LINGUIST List 14.1396

Thu May 15 2003

Diss: Syntax: Kappus "Topics in German Negation"

Editor for this issue: Steve Moran <>


  1. mkappus, Topics in German Negation

Message 1: Topics in German Negation

Date: Mon, 12 May 2003 17:05:36 +0000
From: mkappus <>
Subject: Topics in German Negation

Institution: State University of New York at Stony Brook
Program: Department of Linguistics
Dissertation Status: Completed
Degree Date: 2000

Author: Martin Kappus 

Dissertation Title: Topics in German Negation

Linguistic Field: Syntax

Subject Language: German, Standard (code: GER)

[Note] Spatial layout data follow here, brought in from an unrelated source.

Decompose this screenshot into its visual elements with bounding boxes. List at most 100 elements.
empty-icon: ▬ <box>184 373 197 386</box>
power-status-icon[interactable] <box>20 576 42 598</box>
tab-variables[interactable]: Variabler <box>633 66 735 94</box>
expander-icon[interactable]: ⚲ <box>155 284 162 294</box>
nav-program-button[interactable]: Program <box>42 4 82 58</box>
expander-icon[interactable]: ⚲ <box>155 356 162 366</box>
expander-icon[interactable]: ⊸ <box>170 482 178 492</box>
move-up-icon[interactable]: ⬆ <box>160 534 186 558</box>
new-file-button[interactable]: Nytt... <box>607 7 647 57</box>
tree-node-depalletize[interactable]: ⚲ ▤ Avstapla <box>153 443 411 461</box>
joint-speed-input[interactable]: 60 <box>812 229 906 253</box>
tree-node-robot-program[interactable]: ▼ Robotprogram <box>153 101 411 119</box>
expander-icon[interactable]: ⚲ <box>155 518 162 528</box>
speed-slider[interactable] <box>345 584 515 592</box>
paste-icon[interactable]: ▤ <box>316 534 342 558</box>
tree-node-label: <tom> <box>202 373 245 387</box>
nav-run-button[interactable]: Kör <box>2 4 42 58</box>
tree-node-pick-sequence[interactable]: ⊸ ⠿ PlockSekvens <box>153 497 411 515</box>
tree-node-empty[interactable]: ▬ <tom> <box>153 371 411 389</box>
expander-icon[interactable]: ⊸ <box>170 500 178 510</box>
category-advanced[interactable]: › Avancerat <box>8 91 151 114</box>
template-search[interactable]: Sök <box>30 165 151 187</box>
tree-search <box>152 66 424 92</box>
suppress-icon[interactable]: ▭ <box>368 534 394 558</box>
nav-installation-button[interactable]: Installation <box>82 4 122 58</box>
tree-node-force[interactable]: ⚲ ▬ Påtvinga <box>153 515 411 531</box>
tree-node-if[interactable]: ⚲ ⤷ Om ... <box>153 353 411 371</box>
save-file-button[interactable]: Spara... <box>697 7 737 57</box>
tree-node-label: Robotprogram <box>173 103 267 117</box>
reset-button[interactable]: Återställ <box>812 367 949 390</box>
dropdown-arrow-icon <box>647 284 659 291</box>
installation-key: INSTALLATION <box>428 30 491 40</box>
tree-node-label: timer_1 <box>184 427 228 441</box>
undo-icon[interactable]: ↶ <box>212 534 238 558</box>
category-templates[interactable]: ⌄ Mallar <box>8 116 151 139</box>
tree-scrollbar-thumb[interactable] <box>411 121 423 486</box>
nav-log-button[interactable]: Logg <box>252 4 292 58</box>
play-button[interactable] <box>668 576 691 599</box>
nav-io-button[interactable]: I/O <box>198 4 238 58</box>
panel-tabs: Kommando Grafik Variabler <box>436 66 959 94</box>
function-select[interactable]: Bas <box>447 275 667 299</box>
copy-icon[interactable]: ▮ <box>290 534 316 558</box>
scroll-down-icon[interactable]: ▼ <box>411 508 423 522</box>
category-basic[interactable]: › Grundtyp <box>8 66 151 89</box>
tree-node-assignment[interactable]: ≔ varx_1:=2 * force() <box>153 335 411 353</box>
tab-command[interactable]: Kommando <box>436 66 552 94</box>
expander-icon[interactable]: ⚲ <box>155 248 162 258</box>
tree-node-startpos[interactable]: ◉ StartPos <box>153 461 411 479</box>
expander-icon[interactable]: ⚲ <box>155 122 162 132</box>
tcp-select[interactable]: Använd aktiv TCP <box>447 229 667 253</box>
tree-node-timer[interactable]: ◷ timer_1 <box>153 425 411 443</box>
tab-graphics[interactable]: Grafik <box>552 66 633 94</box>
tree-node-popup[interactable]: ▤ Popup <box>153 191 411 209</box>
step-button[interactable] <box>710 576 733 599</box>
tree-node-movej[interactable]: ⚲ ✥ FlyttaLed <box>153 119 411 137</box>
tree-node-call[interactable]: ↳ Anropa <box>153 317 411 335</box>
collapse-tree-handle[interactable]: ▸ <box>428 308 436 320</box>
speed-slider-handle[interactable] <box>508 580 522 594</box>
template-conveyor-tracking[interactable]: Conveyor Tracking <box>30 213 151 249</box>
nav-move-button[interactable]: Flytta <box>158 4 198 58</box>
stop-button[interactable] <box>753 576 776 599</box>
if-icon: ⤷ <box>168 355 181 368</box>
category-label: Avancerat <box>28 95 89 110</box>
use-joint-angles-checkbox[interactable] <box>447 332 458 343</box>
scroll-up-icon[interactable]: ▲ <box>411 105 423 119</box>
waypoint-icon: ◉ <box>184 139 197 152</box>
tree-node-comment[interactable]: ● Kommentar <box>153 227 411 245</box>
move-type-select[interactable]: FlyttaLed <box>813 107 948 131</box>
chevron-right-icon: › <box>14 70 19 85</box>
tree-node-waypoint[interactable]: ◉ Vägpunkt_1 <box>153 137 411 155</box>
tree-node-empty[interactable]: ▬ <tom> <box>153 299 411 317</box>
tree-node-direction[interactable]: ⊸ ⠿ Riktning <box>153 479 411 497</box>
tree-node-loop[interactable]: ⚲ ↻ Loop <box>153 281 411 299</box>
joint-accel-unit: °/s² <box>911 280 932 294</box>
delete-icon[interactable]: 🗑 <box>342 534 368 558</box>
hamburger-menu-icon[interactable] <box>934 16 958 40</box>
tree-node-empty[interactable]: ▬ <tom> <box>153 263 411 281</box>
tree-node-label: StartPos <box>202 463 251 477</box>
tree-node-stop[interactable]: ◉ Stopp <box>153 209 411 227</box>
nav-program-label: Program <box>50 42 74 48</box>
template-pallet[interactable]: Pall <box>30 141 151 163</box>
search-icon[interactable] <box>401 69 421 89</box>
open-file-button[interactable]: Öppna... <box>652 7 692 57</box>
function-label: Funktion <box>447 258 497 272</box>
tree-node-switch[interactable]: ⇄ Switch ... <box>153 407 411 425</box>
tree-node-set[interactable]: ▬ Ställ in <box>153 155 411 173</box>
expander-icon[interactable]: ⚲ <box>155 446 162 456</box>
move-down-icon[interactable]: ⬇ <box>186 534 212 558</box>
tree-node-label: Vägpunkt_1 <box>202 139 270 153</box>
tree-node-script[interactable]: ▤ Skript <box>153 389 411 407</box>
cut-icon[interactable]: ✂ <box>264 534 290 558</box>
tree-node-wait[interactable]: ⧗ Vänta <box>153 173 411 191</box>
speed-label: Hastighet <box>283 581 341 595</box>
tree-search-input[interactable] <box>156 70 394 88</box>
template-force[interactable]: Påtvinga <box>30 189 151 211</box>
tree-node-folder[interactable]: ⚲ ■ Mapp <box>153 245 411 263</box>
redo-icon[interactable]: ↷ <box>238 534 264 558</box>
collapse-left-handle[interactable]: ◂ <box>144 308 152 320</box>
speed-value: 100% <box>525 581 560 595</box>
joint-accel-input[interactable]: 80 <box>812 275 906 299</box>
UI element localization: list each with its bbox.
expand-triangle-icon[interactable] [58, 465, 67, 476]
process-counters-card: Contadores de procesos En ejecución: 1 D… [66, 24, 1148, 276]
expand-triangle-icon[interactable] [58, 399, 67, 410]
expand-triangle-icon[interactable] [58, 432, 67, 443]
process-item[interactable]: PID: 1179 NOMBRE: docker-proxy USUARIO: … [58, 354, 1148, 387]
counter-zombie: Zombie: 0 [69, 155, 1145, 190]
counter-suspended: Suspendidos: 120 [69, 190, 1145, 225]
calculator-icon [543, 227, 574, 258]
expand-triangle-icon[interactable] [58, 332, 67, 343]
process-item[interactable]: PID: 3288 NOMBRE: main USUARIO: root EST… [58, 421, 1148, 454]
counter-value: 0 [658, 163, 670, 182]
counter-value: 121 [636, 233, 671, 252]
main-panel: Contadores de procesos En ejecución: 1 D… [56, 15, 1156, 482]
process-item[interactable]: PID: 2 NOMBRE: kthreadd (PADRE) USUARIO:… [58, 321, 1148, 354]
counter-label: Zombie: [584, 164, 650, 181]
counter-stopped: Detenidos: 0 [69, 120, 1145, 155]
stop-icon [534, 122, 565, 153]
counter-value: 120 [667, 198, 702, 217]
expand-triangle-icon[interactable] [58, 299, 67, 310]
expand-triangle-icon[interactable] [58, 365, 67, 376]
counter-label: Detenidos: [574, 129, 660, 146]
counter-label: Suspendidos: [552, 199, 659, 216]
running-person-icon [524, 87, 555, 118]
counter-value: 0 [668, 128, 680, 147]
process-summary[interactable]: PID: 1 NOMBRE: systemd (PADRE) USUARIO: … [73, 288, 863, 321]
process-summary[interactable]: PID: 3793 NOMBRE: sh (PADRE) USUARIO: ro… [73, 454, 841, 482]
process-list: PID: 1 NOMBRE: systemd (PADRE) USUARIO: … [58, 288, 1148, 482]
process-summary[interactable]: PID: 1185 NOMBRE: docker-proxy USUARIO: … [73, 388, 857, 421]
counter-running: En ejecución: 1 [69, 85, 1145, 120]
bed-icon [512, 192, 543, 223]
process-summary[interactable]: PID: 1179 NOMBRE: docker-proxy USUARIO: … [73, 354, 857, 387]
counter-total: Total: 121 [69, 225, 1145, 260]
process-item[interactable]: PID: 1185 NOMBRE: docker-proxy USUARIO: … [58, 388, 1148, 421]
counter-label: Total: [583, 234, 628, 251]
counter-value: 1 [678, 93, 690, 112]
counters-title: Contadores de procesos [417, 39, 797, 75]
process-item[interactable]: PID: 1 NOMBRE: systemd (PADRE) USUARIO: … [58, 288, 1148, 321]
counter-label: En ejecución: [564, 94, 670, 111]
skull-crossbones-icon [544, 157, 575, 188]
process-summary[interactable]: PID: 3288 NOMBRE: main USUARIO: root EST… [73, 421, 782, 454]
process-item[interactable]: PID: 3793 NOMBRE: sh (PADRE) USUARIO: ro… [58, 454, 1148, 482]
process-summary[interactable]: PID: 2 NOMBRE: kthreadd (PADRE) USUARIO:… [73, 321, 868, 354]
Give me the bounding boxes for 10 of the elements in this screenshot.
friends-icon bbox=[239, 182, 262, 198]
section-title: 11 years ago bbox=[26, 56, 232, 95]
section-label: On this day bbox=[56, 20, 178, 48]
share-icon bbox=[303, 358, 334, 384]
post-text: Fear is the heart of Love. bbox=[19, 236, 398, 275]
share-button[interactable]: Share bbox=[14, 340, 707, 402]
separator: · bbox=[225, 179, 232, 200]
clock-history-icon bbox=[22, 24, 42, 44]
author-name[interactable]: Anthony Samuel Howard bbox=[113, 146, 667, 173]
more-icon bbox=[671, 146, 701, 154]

Dissertation Director 1: Richard K Larson
Dissertation Director 2: Daniel L Finer
Dissertation Director 3: John F Bailyn
Dissertation Director 4: Marcel den Dikken

Dissertation Abstract: 

It has been noted that 'kein' -- the apparent German counterpart of
the English negative quantifier 'no' -- can introduce sentential
negation, just like the canonical negation element 'nicht'. The
distribution of 'kein' (when resulting in sentential negation) is
governed by economy principles characteristic of the minimalist
approach to syntax (see for example Chomsky 1995). In order to obtain
sentential negation, the highest indefinite noun phrase in the
sentence has to be marked by adding the prefix 'k-' to the indefinite
article 'ein' resulting in 'kein'. This pattern can be explained by
generalizing the well-known superiority effects from multiple
wh-movement in English to covert movement of a negation feature in
German. The prefix 'k-' is taken to be the overt instantiation of a
negative feature, which has to move to a higher position in order to
be checked. Since movement of this feature from the structurally
highest noun phrase is the most economic one, derivations in which
'k-' moves from a lower indefinite are blocked. The interaction of the
canonical negative element 'nicht' with indefinites is governed by the
same principles. 'Nicht' -- which in this analysis is considered an
adverb on the left edge of VP -- also carries a negative feature,
which needs to be checked in a higher position, and thus has to
move. Thus, if the highest indefinite noun phrase is structurally
higher than 'nicht' (i.e. dominating VP) sentential negation is
achieved by using 'kein', while if there is no indefinite or if
'nicht' is higher than the highest indefinite, 'nicht' is used to
express sentential negation.

Exceptions to the pattern above (i.e. sentences in which an indefinite
other than the highest one is marked with 'k-') involve sentences
containing focus and genericity. Both focus and genericity have been
argued to involve quantificational structure. Such apparent
counterexamples to the generalized superiority approach can then be
explained by movement of the indefinites involved, thus occurring in a
position from which checking of the negative feature (and thus
k-marking) is impossible. Hence, another (lower) indefinite has to be
marked with 'k-' in order to express negation.